Busquets, whose Catalan language publisher, Izaskun Arretxe of ara llibres has already sold an impressive 18,000 copies in this relatively small market, seemed slightly shell-shocked by the international success of her first novel. “It’s incomprehensible. It sold so well in Frankfurt but I wasn’t so sure about the public. But it seems the publishers were right…”
In the end, said Paco Camarasa, founder of the bookshop Negra y Criminal, that specializes in crime fiction, there are two aspects of Sant Jordi. “There are those who buy one book on this day because it’s a tradition. Then there are those who support books invading the streets. They are patient with the traffic jams because they want books to occupy their streets. You wouldn’t be able to reproduce Sant Jordi anywhere else.”
A week ago Barcelona presented its candidacy to become a UNESCO City of Literature.
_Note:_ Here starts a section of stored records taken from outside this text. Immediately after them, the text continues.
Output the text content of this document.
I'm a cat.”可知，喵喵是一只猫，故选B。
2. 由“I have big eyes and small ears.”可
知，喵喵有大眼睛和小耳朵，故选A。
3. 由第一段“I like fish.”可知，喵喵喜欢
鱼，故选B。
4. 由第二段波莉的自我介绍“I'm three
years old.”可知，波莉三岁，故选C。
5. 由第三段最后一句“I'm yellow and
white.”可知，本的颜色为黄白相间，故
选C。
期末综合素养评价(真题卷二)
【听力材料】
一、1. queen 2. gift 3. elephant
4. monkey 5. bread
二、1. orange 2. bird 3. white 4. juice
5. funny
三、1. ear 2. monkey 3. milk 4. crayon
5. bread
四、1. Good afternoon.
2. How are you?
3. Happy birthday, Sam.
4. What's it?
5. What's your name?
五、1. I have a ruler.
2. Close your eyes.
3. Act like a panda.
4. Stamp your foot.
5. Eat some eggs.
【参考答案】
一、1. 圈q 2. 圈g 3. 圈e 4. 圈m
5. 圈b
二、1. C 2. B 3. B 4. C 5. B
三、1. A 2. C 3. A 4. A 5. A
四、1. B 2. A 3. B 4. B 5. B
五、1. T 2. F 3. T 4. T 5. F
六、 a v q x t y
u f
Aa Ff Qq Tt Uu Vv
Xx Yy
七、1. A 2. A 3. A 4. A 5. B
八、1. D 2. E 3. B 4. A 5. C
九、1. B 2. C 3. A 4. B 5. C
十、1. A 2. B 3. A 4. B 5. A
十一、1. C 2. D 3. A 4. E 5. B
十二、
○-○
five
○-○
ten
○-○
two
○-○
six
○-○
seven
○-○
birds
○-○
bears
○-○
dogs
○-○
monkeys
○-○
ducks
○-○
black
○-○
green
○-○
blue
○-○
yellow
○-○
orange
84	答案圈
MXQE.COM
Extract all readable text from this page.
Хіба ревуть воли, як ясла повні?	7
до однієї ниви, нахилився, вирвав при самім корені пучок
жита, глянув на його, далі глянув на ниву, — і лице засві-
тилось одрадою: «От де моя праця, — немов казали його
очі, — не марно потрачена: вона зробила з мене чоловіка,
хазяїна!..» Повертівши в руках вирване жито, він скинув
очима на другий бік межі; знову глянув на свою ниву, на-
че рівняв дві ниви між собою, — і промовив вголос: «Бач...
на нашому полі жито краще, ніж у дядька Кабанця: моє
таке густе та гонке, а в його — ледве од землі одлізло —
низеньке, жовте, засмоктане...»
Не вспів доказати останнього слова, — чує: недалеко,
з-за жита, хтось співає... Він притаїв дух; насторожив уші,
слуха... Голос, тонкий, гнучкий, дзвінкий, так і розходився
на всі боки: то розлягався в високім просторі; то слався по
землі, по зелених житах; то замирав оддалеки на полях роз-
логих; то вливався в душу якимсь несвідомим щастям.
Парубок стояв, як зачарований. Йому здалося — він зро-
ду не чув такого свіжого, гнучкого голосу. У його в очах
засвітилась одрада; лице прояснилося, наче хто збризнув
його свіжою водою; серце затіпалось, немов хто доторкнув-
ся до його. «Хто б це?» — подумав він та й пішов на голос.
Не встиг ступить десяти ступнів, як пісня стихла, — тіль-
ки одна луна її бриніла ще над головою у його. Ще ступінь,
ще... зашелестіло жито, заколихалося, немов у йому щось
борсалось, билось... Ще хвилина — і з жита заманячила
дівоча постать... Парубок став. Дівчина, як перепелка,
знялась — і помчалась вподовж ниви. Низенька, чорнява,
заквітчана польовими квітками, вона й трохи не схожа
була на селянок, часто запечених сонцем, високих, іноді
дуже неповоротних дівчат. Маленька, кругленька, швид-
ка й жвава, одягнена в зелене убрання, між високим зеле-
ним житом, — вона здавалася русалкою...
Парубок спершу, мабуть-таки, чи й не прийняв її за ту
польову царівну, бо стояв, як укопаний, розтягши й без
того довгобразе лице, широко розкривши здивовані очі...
Besides providing inspiration to innumerable foreign authors and being one of the world’s publishing capitals (in both Spanish and Catalan), the city council cited Sant Jordi as an example of Barcelona’s great literary value. It is a day when local and international authors and publishers can truly feel the connection between their books and the readers thronging the streets.